Iroh, this episode, is carrying something specific. It's the anniversary of Lu Ten's death and the weight of it is visible throughout his scenes. When he encounters a man in the Lower Ring who is close to doing something he can't take back, Iroh sits with him. Offers tea. Mentions there's work at the shop. It is a small but moving act and the episode treats it as such, which is exactly right.
Outside the walls, Suki has been scouting General Tran's Fire Nation camp and is captured by Azula. Azula takes the Kyoshi Warrior uniforms and makeup, sends Tran ahead as a prisoner to Ba Sing Se, a gift for Long Feng and a way to gather intelligence, and then walks through the city gates herself with Mai and Ty Lee, all three of them dressed as Kyoshi Warriors.

Episode 4 review
The Long Feng reveal has been coming from the moment the gang met him, really. Aang is left slightly winded and the audience feels the specific discomfort of watching someone realize they've been managed. The detail of Joo Dee being replaced by a different person with the same manner, the same lines, is another of the story's creepy beats.
General Sung works better in this episode than she did at the party, where she was mostly a device for delivering the "there is no war in Ba Sing Se" line. Her telling Aang that Suki passed on the Avatar's words about people helping each other is a nice touch connecting threads across episodes.
I cannot talk enough about the Zuko and Katara parallel and it is the episode's best structural idea and one of the season's most quietly effective moments. The show just lets them be there together without knowing it and trusts us to feel the texture of that. Jeong Jeong is also worth noting as a new character, a former Fire Nation officer who walked away from the war now living in a fenced-in community in the city he fled to. He has one scene and it's good.
Iroh's anniversary scene is handled with the same restraint the show has consistently brought to him.
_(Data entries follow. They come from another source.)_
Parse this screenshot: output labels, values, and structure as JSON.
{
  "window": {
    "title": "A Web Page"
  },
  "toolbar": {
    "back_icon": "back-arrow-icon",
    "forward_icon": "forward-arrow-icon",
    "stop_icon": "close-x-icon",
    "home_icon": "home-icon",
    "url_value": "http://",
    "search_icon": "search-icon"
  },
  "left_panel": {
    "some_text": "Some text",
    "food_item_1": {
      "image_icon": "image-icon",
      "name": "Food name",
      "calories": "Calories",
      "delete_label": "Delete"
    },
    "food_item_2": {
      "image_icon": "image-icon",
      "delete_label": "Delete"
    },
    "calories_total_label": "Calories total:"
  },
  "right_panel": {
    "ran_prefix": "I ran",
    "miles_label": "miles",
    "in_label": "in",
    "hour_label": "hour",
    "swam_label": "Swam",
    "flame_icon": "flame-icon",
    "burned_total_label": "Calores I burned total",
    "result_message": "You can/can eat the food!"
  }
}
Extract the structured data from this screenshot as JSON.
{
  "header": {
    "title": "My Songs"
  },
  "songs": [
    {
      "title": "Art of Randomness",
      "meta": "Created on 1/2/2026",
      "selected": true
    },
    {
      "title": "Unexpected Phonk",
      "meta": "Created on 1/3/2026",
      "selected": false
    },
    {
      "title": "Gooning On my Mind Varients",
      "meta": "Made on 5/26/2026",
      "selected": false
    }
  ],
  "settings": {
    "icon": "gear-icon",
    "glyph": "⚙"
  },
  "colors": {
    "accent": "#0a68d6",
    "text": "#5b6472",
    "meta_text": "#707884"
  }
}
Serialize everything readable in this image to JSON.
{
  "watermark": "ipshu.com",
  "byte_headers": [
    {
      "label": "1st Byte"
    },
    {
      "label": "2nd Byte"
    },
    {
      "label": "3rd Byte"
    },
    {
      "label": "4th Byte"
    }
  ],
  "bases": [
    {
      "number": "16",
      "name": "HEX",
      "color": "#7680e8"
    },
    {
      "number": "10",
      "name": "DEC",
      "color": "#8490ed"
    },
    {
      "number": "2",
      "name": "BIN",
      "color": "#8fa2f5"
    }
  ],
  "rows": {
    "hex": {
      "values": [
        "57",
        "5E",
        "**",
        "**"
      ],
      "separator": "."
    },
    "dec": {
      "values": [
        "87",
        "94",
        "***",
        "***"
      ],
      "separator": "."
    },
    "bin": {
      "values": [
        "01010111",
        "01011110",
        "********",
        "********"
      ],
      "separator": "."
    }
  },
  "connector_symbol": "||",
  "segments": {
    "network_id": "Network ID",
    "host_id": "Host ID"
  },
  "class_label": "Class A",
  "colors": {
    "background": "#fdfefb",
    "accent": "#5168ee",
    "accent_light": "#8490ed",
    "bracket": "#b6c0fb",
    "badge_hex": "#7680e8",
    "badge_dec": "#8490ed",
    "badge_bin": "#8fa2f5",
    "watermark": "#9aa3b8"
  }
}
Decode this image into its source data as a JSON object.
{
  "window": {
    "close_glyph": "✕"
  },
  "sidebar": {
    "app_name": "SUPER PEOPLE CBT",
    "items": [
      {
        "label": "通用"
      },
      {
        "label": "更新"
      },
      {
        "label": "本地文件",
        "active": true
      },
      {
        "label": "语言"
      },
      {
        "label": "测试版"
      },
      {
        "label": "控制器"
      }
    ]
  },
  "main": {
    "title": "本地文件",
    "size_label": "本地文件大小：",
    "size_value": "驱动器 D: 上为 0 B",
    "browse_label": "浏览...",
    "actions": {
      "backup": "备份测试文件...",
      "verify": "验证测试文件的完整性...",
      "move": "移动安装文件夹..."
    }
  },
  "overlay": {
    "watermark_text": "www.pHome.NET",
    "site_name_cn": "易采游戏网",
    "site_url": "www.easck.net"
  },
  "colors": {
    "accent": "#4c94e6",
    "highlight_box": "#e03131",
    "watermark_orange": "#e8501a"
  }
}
Paul Sun-Hyung Lee does more with a cup of tea than many would with monologues and we cannot help but feel for him.
The Toph and Sokka haiku exchange is genuinely charming. It's a lighter scene in an episode that is otherwise progressively darkening, and it earns its place by letting characters be funny without undercutting what they're actually saying to each other.
Azula arriving in Kyoshi Warrior disguise is the season's most confident move so far. The detail that she captured Suki first, took the uniforms, sent Tran ahead as a useful piece of intelligence, then simply walked in, is more interesting than a straightforward infiltration. That's very her and we can't wait to find out what happens next.